Algumas características melhoram com o envelhecimento – e uma delas é a intuição. É o que explica o neurologista Martin Portner, mestre em neurociência pela Universidade Oxford. “Sacadas intuitivas gostam de visitar o cérebro de senhoras ou senhores que já passaram pela fase jovem, de aprendizado intenso”, diz ele.

Confira, a seguir, quais são os conselhos do especialista para desenvolver a intuição e como a ansiedade e a depressão podem bloqueá-la.

 

O que é intuição?

Intuição é a sacada que surge sem ser esperada. Ela nunca comparece por convite – ela surge. É uma das melhores capacidades do cérebro humano.

 

Quando saber se é intuição ou medo?

Pode ser um ou outro porque ambas geram o aperto no estômago ou o aumento na levada do coração. Mas há duas regras.

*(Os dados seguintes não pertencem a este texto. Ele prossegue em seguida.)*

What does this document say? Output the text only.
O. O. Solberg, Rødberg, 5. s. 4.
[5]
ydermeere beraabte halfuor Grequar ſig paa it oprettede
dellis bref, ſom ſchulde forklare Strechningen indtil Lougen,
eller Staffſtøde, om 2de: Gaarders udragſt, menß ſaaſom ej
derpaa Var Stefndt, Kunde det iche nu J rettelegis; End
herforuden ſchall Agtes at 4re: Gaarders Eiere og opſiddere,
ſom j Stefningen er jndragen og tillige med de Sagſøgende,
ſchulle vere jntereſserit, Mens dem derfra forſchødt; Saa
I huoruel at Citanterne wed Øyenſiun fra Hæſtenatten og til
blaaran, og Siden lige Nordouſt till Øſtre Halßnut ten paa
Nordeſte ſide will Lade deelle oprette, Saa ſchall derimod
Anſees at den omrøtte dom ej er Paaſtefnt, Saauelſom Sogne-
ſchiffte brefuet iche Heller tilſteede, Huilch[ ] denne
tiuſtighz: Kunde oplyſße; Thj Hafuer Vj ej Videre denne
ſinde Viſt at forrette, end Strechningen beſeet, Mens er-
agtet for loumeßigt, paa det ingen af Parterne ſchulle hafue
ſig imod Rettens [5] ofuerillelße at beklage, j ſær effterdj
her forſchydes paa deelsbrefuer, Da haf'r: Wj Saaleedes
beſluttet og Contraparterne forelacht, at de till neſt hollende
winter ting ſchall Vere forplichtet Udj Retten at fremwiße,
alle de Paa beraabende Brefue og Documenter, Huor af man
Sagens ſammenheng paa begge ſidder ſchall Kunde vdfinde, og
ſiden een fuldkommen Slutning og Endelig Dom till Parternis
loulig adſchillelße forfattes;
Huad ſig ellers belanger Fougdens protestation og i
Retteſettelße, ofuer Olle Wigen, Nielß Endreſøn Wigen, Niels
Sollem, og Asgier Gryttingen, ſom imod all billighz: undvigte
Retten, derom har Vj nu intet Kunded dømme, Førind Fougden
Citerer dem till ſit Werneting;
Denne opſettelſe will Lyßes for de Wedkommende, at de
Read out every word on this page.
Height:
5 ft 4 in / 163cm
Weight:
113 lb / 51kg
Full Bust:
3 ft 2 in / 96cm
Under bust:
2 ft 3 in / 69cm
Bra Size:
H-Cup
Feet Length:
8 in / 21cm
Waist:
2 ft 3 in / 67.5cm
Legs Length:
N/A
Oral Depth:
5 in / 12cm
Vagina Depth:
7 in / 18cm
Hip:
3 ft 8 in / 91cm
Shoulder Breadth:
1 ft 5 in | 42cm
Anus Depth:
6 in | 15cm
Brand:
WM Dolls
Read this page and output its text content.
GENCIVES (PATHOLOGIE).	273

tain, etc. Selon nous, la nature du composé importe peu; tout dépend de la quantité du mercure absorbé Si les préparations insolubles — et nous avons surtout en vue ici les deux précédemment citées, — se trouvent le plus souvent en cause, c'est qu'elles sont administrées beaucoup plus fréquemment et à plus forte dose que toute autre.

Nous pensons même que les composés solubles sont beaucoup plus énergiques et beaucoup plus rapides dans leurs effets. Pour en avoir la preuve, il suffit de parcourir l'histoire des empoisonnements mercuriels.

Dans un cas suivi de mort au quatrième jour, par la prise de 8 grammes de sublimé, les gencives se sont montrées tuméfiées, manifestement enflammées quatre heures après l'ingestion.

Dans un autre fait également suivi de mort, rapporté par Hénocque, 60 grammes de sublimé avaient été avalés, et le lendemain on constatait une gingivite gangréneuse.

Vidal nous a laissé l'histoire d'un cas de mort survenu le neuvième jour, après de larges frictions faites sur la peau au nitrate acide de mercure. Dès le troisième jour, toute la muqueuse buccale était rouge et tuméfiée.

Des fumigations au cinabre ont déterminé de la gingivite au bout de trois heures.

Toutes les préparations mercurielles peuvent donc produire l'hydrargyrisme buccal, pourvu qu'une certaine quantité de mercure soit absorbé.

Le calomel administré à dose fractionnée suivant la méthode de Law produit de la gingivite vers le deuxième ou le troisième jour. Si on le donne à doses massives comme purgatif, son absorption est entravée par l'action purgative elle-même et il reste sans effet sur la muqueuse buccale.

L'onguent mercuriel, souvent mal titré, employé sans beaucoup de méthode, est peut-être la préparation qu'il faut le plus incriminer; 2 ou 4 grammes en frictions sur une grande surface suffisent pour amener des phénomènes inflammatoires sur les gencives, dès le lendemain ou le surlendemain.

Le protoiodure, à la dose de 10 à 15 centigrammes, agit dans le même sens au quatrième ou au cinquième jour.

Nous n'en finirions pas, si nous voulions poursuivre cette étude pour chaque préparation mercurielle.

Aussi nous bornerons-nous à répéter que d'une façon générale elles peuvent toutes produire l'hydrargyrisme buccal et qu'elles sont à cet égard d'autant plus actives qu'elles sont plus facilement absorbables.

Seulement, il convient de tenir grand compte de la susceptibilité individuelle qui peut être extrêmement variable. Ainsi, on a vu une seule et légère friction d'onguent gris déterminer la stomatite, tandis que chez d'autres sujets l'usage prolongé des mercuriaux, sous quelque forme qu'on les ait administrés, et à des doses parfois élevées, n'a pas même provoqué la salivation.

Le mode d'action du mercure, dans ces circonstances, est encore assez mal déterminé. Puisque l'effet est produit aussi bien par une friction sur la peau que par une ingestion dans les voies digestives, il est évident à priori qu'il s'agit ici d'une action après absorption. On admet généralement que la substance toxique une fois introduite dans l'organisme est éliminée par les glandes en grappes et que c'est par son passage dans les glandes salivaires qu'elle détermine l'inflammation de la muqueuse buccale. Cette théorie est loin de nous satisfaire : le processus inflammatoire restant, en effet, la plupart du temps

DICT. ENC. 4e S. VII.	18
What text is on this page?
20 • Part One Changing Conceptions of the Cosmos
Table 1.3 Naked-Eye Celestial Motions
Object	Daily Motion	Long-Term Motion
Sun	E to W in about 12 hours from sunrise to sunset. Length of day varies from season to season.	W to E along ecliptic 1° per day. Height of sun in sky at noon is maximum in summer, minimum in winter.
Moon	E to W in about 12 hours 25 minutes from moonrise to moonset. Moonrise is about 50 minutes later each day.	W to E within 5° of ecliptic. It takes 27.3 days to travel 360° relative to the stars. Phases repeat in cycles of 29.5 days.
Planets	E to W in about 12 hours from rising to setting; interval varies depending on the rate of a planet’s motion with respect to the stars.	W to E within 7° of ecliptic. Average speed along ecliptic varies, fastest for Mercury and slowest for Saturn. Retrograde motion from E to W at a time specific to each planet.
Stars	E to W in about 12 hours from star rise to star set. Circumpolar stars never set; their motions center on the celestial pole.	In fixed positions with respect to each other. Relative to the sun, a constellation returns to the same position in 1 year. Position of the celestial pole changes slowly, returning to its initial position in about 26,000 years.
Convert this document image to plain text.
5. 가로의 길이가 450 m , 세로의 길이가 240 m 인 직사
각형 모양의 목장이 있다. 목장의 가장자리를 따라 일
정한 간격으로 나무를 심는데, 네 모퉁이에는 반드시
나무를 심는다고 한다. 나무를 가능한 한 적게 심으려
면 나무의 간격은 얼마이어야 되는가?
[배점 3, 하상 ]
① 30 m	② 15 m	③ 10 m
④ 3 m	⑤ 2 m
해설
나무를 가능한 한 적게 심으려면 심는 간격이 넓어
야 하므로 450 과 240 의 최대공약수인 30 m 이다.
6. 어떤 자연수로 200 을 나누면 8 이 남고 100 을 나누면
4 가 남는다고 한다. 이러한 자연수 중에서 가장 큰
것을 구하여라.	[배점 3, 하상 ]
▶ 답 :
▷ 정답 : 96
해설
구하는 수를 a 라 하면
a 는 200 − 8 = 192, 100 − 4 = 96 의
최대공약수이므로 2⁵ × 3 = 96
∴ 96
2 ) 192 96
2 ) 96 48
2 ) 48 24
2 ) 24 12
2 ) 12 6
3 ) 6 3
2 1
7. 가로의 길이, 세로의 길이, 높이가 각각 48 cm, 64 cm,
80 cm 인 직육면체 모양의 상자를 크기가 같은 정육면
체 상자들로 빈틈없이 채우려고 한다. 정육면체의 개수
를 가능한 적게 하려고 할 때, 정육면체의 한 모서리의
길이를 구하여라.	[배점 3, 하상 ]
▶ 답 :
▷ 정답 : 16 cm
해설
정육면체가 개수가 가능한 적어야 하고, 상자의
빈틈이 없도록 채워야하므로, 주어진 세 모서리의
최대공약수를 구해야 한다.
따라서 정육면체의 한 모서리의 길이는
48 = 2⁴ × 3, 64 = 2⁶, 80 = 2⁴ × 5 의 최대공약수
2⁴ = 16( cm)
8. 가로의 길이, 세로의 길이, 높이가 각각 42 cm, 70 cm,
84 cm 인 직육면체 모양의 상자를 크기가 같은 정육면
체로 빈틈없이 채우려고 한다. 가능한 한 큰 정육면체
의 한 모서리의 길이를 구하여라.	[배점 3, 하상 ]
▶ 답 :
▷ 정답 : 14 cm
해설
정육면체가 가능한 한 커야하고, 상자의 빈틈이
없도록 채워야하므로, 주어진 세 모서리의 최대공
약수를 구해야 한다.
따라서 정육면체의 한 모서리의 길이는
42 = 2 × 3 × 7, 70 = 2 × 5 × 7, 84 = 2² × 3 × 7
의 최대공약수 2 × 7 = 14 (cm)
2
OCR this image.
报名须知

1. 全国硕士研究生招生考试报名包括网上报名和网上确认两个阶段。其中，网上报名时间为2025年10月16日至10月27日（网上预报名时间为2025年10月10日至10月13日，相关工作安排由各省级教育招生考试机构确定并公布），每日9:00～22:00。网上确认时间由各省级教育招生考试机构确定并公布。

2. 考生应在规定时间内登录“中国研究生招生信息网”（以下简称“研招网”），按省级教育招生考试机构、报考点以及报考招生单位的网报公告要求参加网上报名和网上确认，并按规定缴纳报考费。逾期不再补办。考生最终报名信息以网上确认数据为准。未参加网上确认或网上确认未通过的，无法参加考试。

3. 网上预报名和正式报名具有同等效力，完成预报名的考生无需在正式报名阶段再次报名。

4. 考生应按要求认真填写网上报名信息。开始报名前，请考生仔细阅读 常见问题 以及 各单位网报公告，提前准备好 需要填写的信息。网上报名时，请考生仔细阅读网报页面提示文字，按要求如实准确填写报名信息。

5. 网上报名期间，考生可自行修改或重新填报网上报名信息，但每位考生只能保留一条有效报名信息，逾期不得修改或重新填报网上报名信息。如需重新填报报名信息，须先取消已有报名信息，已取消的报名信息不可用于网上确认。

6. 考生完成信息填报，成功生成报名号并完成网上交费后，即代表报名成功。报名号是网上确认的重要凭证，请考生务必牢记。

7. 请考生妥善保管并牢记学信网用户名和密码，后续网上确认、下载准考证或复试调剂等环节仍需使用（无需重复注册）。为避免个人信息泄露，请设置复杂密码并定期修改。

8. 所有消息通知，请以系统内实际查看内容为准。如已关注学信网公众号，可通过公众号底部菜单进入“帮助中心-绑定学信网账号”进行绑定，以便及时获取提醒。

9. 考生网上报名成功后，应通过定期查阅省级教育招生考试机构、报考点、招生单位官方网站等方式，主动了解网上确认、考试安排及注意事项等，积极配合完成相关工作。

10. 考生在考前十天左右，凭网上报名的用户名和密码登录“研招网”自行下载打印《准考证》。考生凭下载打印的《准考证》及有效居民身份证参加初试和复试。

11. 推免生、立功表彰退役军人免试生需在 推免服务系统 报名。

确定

Primeiro, se você estiver preocupado ou tenso – ou se suas ideias forem provenientes de indagações acerca do futuro ou revirando coisas do passado –, é mais provável que seja medo. Se você está no momento presente, divagando, mas suficientemente atento, e uma ideia aparece na sua cabeça – em geral associado a um tênue sorriso no canto dos lábios –, celebre, porque se trata da solene intuição.

Segundo, medo aperta a gente, intuição liberta. Uma sacada intuitiva abre um horizonte de ideias novas, o medo não. Intuição é uma boa ideia, uma resposta a um problema ou uma solução que surge “fora da caixa”.

 

“Pessoas mais experientes tiram o tempo para parar e apreciar suas qualidades intuitivas”

 

Como a pessoa pode saber se é intuitiva ou não?

Quem é intuitivo ou intuitiva simplesmente sabe que é. Todos podem ser.

 

Há alguma fase da vida em que somos mais intuitivos?

Experiência ajuda. Sacadas intuitivas gostam de visitar o cérebro de senhoras ou senhores que já passaram pela fase jovem, de aprendizado intenso. Mais adiante, quando a sabedoria passa a prevalecer, os momentos intuitivos são mais fortes e precisos.

Também é verdade que pessoas mais experientes tiram o tempo para parar e apreciar suas qualidades intuitivas. Mais cedo na vida, somos muito apressados – e elas passam batidas.

Há formas de desenvolver a intuição?

Tudo começa com a ligação com o momento presente. Pessoas que a toda hora estão preocupadas com o amanhã bloqueiam a intuição. Já as que têm facilidade para conectar com o que está acontecendo consigo e em seu entorno têm mais facilidade.

Outro aspecto saliente é a ligação com “o de dentro”. Foi observado que pessoas que sentem melhor seus batimentos cardíacos, por exemplo, têm mais facilidade para gerar momentos intuitivos tanto na vida pessoal, quanto no trabalho. Pessoas que desenvolvem o hábito da meditação mindfulness desenvolvem ambas.

“Quem é intuitivo quando mais jovem se torna superintuitivo na senioridade”

 

Por que a mente agitada não percebe a intuição?

Ansiedade agita a mente sobre o que vem depois. A depressão a agita pelo processo ruminativo do que foi, como poderia ter sido. Ambas consomem imensos recursos do cérebro. Essa montanha de agitação impede a formação de um canal entre a consciência e os processos criativos na parte subconsciente da mente.

A intuição muda com o passar dos anos?

Só fica melhor. Quem é intuitivo quando mais jovem se torna superintuitivo na senioridade. Com o passar dos anos temos a oportunidade de abandonar rotinas excessivas e deixar a mente vagar por ideias novas. Na verdade, aqui entra em cena uma forma de viver com as vivências intuitivas – estar no presente, brincar com as ideias “sem compromisso”. A intuição foge ao se sentir “puxada”. Para intuir, sossegue e devaneie. Quando for a hora, a sacada virá.